Bach flower remedies is all about this. The 38 flower remedies each have a characteristic... A sort of personality and the more I studied each remedy, I became more aware of myself and others. For instance, I didn’t think my volatile temper is not usual, it was getting worrisome. I turned to bach flower remedies and realised that cherry plum remedy is one that resonates with my lifestate: A remedy that is associated with violent outbursts and a fear of losing one’s mind. Slowly this remedy made me realise that I needed to address deep seated fears and then I moved on to taking aspen remedy. Remedies gently nudge you to become mindful.

What were some challenges you faced while writing this book?
I wrote this book through one of the most difficult times of my life.

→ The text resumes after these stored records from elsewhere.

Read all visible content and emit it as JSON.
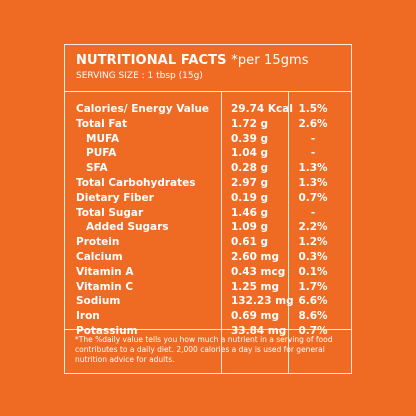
{
  "header": {
    "title": "NUTRITIONAL FACTS",
    "title_suffix": "*per 15gms",
    "serving": "SERVING SIZE : 1 tbsp (15g)"
  },
  "nutrients": [
    {
      "name": "Calories/ Energy Value",
      "amount": "29.74 Kcal",
      "dv": "1.5%"
    },
    {
      "name": "Total Fat",
      "amount": "1.72 g",
      "dv": "2.6%"
    },
    {
      "name": "MUFA",
      "amount": "0.39 g",
      "dv": "-"
    },
    {
      "name": "PUFA",
      "amount": "1.04 g",
      "dv": "-"
    },
    {
      "name": "SFA",
      "amount": "0.28 g",
      "dv": "1.3%"
    },
    {
      "name": "Total Carbohydrates",
      "amount": "2.97 g",
      "dv": "1.3%"
    },
    {
      "name": "Dietary Fiber",
      "amount": "0.19 g",
      "dv": "0.7%"
    },
    {
      "name": "Total Sugar",
      "amount": "1.46 g",
      "dv": "-"
    },
    {
      "name": "Added Sugars",
      "amount": "1.09 g",
      "dv": "2.2%"
    },
    {
      "name": "Protein",
      "amount": "0.61 g",
      "dv": "1.2%"
    },
    {
      "name": "Calcium",
      "amount": "2.60 mg",
      "dv": "0.3%"
    },
    {
      "name": "Vitamin A",
      "amount": "0.43 mcg",
      "dv": "0.1%"
    },
    {
      "name": "Vitamin C",
      "amount": "1.25 mg",
      "dv": "1.7%"
    },
    {
      "name": "Sodium",
      "amount": "132.23 mg",
      "dv": "6.6%"
    },
    {
      "name": "Iron",
      "amount": "0.69 mg",
      "dv": "8.6%"
    },
    {
      "name": "Potassium",
      "amount": "33.84 mg",
      "dv": "0.7%"
    }
  ],
  "footnote": "*The %daily value tells you how much a nutrient in a serving of food contributes to a daily diet. 2,000 calories a day is used for general nutrition advice for adults.",
  "colors": {
    "background": "#EF6A22",
    "text": "#FFFFFF"
  }
}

I was battling anxiety and depression and at this juncture surrounding myself with flowers and writing about them worked as my goal and mission in life. It helped me transform the most difficult times into the most creative period.

What was the most interesting thing you learned about flowers while working on this book?
Flowers don’t wait for acknowledgement to bloom. It blooms no matter what. And despite the harshest times, when a flower blossoms it heralds hope and joy.

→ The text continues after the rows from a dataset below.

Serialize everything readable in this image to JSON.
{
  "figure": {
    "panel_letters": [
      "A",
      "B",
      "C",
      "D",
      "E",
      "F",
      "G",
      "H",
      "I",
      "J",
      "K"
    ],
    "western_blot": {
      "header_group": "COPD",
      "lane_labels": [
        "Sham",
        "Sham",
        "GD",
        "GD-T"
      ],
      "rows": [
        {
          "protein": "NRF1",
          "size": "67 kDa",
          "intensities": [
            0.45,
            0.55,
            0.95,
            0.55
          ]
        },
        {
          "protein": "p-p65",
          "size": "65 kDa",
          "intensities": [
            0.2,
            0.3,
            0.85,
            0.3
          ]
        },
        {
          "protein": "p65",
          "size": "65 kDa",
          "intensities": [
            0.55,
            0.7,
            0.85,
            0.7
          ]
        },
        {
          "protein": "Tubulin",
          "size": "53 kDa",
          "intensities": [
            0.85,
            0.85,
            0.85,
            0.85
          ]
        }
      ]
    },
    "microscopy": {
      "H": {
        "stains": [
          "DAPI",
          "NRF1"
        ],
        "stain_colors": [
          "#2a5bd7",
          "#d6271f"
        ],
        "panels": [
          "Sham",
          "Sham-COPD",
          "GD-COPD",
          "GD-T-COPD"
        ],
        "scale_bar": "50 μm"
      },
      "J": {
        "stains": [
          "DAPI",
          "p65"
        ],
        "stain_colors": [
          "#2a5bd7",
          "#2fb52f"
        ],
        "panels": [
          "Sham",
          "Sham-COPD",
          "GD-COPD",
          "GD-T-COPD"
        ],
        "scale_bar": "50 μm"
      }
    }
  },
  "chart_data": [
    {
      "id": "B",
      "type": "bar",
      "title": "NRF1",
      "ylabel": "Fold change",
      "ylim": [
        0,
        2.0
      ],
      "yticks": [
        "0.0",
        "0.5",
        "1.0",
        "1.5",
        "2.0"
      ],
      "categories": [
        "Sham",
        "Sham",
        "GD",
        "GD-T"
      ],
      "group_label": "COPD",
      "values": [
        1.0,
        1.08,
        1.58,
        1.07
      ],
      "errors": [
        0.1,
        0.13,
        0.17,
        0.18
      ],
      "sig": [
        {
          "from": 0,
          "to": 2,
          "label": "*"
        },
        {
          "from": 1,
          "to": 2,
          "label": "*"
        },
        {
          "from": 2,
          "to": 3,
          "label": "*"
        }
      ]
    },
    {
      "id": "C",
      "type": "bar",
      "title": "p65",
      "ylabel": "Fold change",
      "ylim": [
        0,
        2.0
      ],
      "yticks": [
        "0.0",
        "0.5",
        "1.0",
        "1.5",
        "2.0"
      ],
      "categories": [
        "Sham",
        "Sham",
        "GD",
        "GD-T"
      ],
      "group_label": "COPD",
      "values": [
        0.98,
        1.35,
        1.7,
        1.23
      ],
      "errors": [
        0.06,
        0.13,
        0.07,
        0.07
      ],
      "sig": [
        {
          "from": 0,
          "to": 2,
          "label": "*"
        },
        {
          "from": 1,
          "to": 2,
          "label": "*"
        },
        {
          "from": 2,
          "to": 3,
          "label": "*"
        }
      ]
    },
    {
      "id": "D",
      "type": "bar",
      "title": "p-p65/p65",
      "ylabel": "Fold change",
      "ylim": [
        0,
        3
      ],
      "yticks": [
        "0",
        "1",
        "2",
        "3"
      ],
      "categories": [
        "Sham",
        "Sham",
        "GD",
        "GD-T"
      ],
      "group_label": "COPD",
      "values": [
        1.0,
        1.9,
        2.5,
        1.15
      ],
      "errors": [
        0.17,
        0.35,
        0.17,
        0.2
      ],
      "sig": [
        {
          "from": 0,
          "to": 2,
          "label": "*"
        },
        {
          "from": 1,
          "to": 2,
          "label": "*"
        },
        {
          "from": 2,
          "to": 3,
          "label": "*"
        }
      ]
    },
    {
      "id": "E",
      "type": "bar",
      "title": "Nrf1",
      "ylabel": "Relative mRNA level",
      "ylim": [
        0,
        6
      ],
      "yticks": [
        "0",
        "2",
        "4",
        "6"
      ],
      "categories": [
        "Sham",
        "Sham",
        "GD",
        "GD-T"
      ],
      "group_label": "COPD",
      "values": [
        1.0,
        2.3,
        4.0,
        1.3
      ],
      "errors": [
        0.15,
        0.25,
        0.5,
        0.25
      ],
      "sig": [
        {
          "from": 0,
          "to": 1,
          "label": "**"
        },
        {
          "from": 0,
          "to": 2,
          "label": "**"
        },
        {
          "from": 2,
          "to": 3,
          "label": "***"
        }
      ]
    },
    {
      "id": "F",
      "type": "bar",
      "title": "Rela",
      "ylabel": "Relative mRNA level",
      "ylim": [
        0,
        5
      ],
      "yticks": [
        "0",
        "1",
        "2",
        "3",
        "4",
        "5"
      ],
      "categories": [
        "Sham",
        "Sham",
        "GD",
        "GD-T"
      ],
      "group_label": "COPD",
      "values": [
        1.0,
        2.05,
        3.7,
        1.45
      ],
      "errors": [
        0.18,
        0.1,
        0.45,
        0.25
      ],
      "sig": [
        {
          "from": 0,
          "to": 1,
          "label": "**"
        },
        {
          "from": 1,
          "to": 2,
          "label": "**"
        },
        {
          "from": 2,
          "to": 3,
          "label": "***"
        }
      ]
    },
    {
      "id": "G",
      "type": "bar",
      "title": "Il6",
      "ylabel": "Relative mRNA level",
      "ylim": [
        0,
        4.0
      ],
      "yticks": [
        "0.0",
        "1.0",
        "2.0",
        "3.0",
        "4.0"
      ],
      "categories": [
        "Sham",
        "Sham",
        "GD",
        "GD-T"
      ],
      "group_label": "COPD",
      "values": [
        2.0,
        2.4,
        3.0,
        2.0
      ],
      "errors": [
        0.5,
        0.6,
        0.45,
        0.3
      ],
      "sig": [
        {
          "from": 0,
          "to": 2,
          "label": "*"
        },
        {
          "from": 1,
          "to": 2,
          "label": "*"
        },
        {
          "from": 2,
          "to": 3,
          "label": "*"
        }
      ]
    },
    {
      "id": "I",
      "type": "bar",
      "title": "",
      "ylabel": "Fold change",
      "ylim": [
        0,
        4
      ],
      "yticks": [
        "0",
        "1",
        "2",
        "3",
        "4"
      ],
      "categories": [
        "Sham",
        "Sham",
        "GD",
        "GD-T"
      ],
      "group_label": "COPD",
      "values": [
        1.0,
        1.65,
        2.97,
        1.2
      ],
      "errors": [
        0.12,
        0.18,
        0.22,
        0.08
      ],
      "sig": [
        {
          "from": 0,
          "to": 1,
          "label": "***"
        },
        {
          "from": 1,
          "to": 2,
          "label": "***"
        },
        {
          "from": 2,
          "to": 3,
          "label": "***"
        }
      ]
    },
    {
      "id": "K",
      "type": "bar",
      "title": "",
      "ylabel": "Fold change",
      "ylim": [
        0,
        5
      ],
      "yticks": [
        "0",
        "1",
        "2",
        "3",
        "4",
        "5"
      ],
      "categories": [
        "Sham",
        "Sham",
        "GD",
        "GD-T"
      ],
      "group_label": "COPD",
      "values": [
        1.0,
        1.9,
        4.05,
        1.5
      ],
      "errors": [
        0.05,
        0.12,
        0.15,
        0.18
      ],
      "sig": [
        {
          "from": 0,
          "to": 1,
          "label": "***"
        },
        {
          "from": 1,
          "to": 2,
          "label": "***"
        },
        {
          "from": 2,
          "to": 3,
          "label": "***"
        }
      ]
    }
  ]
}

Have you always seen yourself as a writer? What has been your inspiration as a writer?  Yes. My inspiration has been my mentor Dr Daisaku Ikeda. His life and his teachings have inspired me to write about something that will touch many more lives.

Can you walk us through your writing process for this book?
I synchronised the book writing to important dates of my life. My proposal got approved in September, and that’s when I was determined to write and release the book by September 8, 2019, which is the first anniversary of Dr Ikeda completing his serialised autobiographical novel New Human Revolution.
 
How difficult or easy is it to get published?
Publishing in the traditional manner is difficult. Unless you have a theme that can appeal to many others, your book will not see the light of day. It has to have solid content. Well, I wanted to write fiction based on my healing therapies and I also wanted to include poems. My editor,
Gurveen, gently guided me to make it non-fiction. But in spirit, the book is what I wanted it to be.

Do you think marketing plays a role in the success of books?
Of course! You have to put the word out, make the right noise. But unless you have good content, like anything else in life, you can’t really go to far. Disarming honesty I feel is the most charming aspect of marketing.

With the digitisation of books, have you moved to reading books on screen or do you
prefer the old-fashioned books?
I love to hold books, smell them, dog-ear pages... Books, for me, give a multisensorial experience.